The defense rested Monday in the five-week-long Manhattan tax-fraud trial of Donald Trump’s international real-estate empire — but not before getting a tongue-lashing from the judge over an 11th-hour evidence dump.
“It’s inconsiderate at a minimum,” New York Supreme Court Justice Juan Merchan scolded defense lawyers, who at midnight Sunday had filed 18 new exhibits they’d hoped to show jurors on the last day of their case.
“There’s simply no justification,” for the last-minute introduction of a stack of journal entries, reports, and emails, Merchan said, likening it to “good old-fashioned sandbagging.”
“I won’t accept it again,” the judge warned the defense, while their witness, the Trump Organization’s longtime accountant Donald Bender, and jurors waited outside the courtroom for the last day of testimony to begin.
“It’s almost as if you really don’t want me to rule on the issue,” he said. “It’s almost as if you don’t want me to get it right,” the typically mild-tempered judge said in an angry voice.
“I’m not going to allow you to show a bunch of exhibits that the people haven’t had a chance to look at,” the judge added.
In another blow to the defense, the judge denied a defense request to have Bender declared a hostile witness, a status that would have given them more leeway in asking leading questions.
The judge also appeared skeptical on Monday of a newly stated defense theory.
Two Trump Organization insiders — the ex-CFO, Allen Weisselberg, and the top payroll executive, Jeffrey McConney — told jurors earlier this month that they realize they broke the law when they ran the tax-dodge scheme at the center of the trial.
On Monday, defense lawyers told the judge that during summations, they’ll tell jurors that although McConney and Weisselberg know now that they broke the law, they didn’t know it at the time.
For the Trump Organization to be criminally liable in the payroll-tax scheme, prosecutors must prove that the two executives knowingly conspired and schemed to dodge payroll taxes, and did so to benefit not only themselves but the company as well.
The defense will try to shift blame away from Trump and onto Bender, the high-priced accountant they’ll say should have blown an early whistle on the scheme.

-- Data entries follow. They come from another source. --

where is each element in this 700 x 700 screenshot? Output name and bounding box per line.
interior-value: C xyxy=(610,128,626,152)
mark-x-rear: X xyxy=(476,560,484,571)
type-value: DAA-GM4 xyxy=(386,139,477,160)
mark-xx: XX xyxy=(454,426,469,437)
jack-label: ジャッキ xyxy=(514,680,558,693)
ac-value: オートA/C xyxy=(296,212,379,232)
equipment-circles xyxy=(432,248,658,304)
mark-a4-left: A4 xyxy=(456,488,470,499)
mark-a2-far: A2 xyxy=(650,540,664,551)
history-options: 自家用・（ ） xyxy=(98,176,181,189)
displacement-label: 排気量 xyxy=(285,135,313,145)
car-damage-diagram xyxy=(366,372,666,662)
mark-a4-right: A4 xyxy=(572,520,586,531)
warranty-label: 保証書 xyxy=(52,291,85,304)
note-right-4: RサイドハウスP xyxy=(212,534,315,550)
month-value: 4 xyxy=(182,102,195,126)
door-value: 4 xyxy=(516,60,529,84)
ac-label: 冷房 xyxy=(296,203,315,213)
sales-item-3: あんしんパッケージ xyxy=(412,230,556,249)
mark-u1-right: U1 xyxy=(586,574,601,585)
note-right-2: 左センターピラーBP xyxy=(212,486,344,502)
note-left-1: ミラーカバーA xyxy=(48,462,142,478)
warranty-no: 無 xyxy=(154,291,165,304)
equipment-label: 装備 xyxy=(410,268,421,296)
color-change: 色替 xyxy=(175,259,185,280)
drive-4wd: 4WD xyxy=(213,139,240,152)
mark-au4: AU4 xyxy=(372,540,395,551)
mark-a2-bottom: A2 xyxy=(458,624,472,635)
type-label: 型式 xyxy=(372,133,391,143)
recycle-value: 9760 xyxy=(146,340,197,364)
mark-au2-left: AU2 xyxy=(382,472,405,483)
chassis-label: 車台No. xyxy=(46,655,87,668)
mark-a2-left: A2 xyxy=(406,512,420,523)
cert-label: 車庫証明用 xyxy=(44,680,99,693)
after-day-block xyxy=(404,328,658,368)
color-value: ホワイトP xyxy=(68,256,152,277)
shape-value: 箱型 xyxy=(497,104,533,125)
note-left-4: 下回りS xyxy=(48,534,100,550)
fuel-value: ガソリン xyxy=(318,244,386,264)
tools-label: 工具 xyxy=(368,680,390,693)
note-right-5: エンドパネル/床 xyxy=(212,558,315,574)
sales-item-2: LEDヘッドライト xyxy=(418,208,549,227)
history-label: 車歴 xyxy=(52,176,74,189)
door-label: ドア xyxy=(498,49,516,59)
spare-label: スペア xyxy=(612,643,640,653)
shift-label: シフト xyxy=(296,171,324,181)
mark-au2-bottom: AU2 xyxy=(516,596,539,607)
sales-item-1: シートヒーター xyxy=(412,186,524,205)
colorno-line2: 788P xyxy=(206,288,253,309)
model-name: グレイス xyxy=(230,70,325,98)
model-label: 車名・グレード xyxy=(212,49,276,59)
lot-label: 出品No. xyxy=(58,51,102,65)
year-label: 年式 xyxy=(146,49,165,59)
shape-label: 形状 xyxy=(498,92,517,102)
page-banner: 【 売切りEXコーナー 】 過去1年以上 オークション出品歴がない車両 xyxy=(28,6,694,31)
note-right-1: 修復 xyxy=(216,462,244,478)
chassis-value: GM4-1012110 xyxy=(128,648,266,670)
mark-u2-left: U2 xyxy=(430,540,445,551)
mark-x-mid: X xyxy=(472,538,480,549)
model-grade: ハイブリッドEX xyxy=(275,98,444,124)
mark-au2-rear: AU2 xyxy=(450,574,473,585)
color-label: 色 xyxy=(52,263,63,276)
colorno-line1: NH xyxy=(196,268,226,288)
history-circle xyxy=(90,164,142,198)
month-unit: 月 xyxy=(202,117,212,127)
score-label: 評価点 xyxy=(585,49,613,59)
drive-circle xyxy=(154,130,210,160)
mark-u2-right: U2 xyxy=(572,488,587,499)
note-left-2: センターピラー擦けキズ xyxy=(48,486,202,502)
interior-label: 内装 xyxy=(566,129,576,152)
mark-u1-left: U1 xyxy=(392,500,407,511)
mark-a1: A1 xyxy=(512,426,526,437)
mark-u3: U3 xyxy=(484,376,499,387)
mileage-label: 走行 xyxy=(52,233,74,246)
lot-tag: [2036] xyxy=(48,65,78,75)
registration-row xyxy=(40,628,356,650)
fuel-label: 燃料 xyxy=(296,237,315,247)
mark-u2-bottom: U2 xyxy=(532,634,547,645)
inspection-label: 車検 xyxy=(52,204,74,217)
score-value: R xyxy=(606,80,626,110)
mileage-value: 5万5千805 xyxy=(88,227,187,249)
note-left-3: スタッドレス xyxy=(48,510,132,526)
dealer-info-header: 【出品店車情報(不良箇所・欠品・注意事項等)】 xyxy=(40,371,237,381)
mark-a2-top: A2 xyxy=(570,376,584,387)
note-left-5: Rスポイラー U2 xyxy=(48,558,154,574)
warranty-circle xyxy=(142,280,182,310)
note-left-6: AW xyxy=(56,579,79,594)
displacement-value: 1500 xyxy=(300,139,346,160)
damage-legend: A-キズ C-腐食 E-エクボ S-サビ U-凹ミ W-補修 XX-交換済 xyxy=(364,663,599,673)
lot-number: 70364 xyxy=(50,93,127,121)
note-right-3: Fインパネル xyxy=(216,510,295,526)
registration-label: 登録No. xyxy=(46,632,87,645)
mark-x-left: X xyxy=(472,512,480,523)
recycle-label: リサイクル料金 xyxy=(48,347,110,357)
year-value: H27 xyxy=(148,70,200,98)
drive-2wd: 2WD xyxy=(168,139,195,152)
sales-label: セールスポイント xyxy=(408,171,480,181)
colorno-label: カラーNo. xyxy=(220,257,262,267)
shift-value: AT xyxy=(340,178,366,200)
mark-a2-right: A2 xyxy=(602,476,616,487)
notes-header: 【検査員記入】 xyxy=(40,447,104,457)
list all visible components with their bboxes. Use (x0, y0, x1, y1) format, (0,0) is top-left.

Defense lawyers are also expected to tell jurors that the leadership at the very top of the company — meaning Donald Trump and his three eldest children, who have all served as vice presidents — were in the dark about the 15-year payroll scheme, though dozens of memos, invoices, and other documents bear a Trump signature.
The defense is also expected to tell jurors that Trump was just being generous and had no idea that his C-suite was cheating on taxes when he signed off on bonuses, raises, and tax-free perks like personal cars and apartments.

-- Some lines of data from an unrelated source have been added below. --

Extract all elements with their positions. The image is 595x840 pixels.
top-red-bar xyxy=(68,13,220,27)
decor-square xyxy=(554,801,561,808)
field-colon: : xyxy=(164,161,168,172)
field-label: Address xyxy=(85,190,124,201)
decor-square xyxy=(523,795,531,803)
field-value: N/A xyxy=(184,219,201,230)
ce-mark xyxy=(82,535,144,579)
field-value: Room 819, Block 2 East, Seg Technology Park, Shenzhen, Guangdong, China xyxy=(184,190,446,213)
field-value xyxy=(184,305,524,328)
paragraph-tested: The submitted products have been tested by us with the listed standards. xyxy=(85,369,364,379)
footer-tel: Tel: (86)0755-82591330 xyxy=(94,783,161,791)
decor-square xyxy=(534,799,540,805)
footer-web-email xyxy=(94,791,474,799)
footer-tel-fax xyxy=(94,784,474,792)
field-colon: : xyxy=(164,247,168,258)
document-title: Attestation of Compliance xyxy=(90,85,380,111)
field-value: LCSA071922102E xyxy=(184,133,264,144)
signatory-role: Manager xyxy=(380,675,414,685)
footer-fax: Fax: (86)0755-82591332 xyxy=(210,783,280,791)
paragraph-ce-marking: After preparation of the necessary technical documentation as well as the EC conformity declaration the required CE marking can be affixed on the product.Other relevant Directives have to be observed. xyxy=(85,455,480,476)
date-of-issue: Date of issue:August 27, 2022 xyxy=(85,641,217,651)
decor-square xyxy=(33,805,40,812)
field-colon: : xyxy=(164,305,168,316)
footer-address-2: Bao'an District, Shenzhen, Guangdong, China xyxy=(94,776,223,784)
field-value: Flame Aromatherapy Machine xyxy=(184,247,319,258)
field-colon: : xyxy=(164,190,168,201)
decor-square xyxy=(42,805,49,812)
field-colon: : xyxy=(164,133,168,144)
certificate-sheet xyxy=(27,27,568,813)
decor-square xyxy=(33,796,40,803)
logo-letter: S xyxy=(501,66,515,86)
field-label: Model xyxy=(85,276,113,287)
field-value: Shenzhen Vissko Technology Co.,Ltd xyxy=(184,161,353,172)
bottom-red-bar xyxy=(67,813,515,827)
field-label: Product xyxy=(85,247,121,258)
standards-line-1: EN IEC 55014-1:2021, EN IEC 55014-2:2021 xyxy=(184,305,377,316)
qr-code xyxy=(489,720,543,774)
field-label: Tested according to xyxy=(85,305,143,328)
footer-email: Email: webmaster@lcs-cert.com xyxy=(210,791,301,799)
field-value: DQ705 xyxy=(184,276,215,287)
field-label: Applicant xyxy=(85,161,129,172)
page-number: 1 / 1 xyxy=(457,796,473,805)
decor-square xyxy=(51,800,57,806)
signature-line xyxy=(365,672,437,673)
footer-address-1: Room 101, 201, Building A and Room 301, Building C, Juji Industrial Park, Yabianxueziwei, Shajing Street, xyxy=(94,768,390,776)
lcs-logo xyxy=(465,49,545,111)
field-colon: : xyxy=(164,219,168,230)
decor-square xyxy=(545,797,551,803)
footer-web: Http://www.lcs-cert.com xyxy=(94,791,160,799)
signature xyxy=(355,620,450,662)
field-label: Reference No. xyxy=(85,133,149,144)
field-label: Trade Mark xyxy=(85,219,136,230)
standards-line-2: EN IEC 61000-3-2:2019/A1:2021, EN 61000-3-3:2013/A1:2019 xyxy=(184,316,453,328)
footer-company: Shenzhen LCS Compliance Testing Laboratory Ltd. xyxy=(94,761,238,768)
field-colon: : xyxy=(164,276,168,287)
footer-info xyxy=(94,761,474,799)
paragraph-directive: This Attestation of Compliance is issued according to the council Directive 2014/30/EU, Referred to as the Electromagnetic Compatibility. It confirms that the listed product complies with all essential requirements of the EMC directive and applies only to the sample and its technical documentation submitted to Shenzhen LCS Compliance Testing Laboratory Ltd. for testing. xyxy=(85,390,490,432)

The two sides were able to compromise on a limited number of final exhibits, and the defense rested its case in the afternoon.
Jurors were told to return on Thursday when they will hear the first of two days of closing arguments.
Meanwhile, the two sides will appear before the judge Tuesday morning to fine-tune what jurors will be told by the judge just before they begin deliberations.
So far, the judge has told prosecutors and the defense that when he instructs, or “charges,” the jury on the law, he’ll rely on the state penal law’s standard jury instructions concerning corporate liability.
Trump’s real-estate and golf-resort company faces a maximum of $1.6 million in fines if convicted of scheming and conspiring to defraud tax authorities and falsifying years of wage and tax statements.